Farewell to Europe
The first four months of Lawrence's return to Europe saw him going steadily further south. After a return visit to Fiascherino, he went on to Florence, making contact with the writer Norman Douglas and the latter's friend the American writer Maurice Magnus; he met up with Frieda and then together they tried Picinisco, in the Abruzzi mountains; an English friend, Rosalind Baynes, had thought of living there. But it proved impossibly cold and remote: they went further south still, to Capri, where the English writing colony, including Compton Mackenzie and Francis Brett Young, made them welcome; and finally, in February 1920, they went down to Sicily, to the Fontana Vecchia on the outskirts of Taormina. Here, Lawrence and Frieda lived for almost two years, and he got down to some serious work. He had been writing the essays of Psychoanalysis and the Unconscious; he now wrote The Lost Girl (which drew on the 1913 Insurrection novel), and arranged for the publication of Women in Love in America with a new publisher, Thomas Seltzer, and in England with Secker. He also worked at a novel unfinished since 1917, Aaron's Rod, and started Mr Noon, but did not finish that either. In its fragmentary state it constitutes a sardonic attack on the novel reading public as well as an extraordinary recreation of those first months in love with Frieda, back in 1912, seen from the perspective of a writer who no longer believed in love. In the summer of 1920 he had a very brief affair with Rosalind Baynes, now living near Florence, but such a relationship made no difference to his commitment to marriage; nor would it have had anything (he hoped) to do with love. A number of his poems in Birds, Beasts and Flowers, especially in the section 'Tortoises', drew on it.

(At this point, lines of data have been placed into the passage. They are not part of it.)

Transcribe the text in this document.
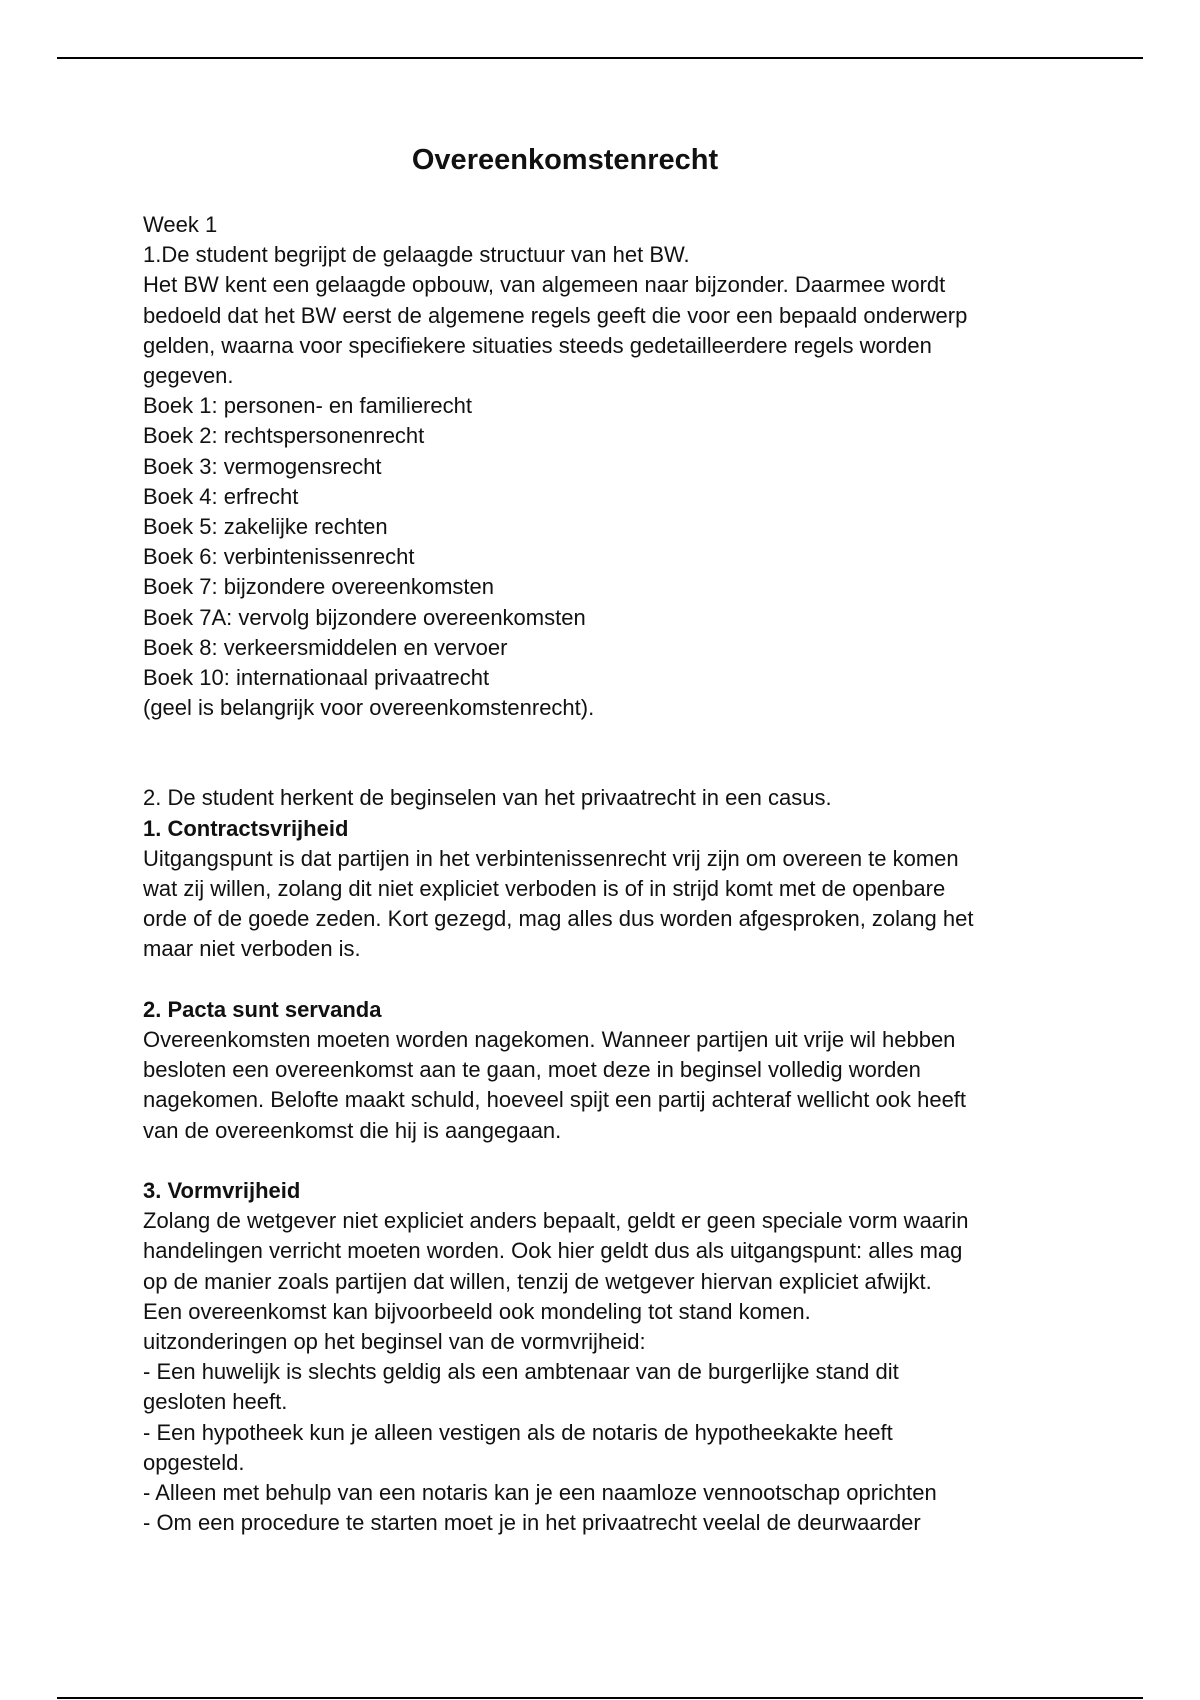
Overeenkomstenrecht

Week 1

1.De student begrijpt de gelaagde structuur van het BW.

Het BW kent een gelaagde opbouw, van algemeen naar bijzonder. Daarmee wordt

bedoeld dat het BW eerst de algemene regels geeft die voor een bepaald onderwerp

gelden, waarna voor specifiekere situaties steeds gedetailleerdere regels worden

gegeven.

Boek 1: personen- en familierecht

Boek 2: rechtspersonenrecht

Boek 3: vermogensrecht

Boek 4: erfrecht

Boek 5: zakelijke rechten

Boek 6: verbintenissenrecht

Boek 7: bijzondere overeenkomsten

Boek 7A: vervolg bijzondere overeenkomsten

Boek 8: verkeersmiddelen en vervoer

Boek 10: internationaal privaatrecht

(geel is belangrijk voor overeenkomstenrecht).

2. De student herkent de beginselen van het privaatrecht in een casus.

1. Contractsvrijheid

Uitgangspunt is dat partijen in het verbintenissenrecht vrij zijn om overeen te komen

wat zij willen, zolang dit niet expliciet verboden is of in strijd komt met de openbare

orde of de goede zeden. Kort gezegd, mag alles dus worden afgesproken, zolang het

maar niet verboden is.

2. Pacta sunt servanda

Overeenkomsten moeten worden nagekomen. Wanneer partijen uit vrije wil hebben

besloten een overeenkomst aan te gaan, moet deze in beginsel volledig worden

nagekomen. Belofte maakt schuld, hoeveel spijt een partij achteraf wellicht ook heeft

van de overeenkomst die hij is aangegaan.

3. Vormvrijheid

Zolang de wetgever niet expliciet anders bepaalt, geldt er geen speciale vorm waarin

handelingen verricht moeten worden. Ook hier geldt dus als uitgangspunt: alles mag

op de manier zoals partijen dat willen, tenzij de wetgever hiervan expliciet afwijkt.

Een overeenkomst kan bijvoorbeeld ook mondeling tot stand komen.

uitzonderingen op het beginsel van de vormvrijheid:

- Een huwelijk is slechts geldig als een ambtenaar van de burgerlijke stand dit

gesloten heeft.

- Een hypotheek kun je alleen vestigen als de notaris de hypotheekakte heeft

opgesteld.

- Alleen met behulp van een notaris kan je een naamloze vennootschap oprichten

- Om een procedure te starten moet je in het privaatrecht veelal de deurwaarder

The Calendar of Modern Letters (Lawrence Collection)
In January 1921, he and Frieda visited Sardinia and he wrote the second of his travel books, Sea and Sardinia, an acute and often very funny diary of the trip. He also found himself able that spring to complete Aaron's Rod, the novel he been struggling with, in which a working-class musician manages to leave his wife, family and England, and to live by his art. Some new friends, Earl and Achsah Brewster, were added around this time to those whose company he enjoyed.
He had applied himself to a sustained attack on Freud in his book Psychoanalysis and the Unconsciousness; in the autumn of 1921 he wrote its lighter-hearted successor (and response to the critics of the first book), Fantasia of the Unconscious. At the end of 1921, his thorough revision of the short novels The Fox, The Captain's Doll and The Ladybird showed him working in a new form and with an extraordinary intensity. He also revised all his stories of the war years to create the collection England, My England: a way of coming to terms with the past, and putting it behind him. And he wrote his 'Memoir of Maurice Magnus' (Magnus having recently committed suicide): one of his finest pieces of writing, about a man who as a writer struggled to articulate what he experienced, and who lived by his wits on the outskirts of conventional society.
Lawrence found Sicily wonderful, perhaps because it represented a final toe-hold on Europe: the Fontana Vecchia, the garden, the sun, the prospect out over the Mediterranean made it the place where he had been happier to live than anywhere since Cornwall. But at the end of 1921, he was determined to move on and go to America, his ambition for eight years now. In the event, the contact he had with the American hostess Mabel Dodge Sterne and her friends in the artists' colony of Taos made him decide to go first to Ceylon, to visit the Brewsters. In February 1922, he and Frieda set out for Ceylon, intending to approach America from the west coast.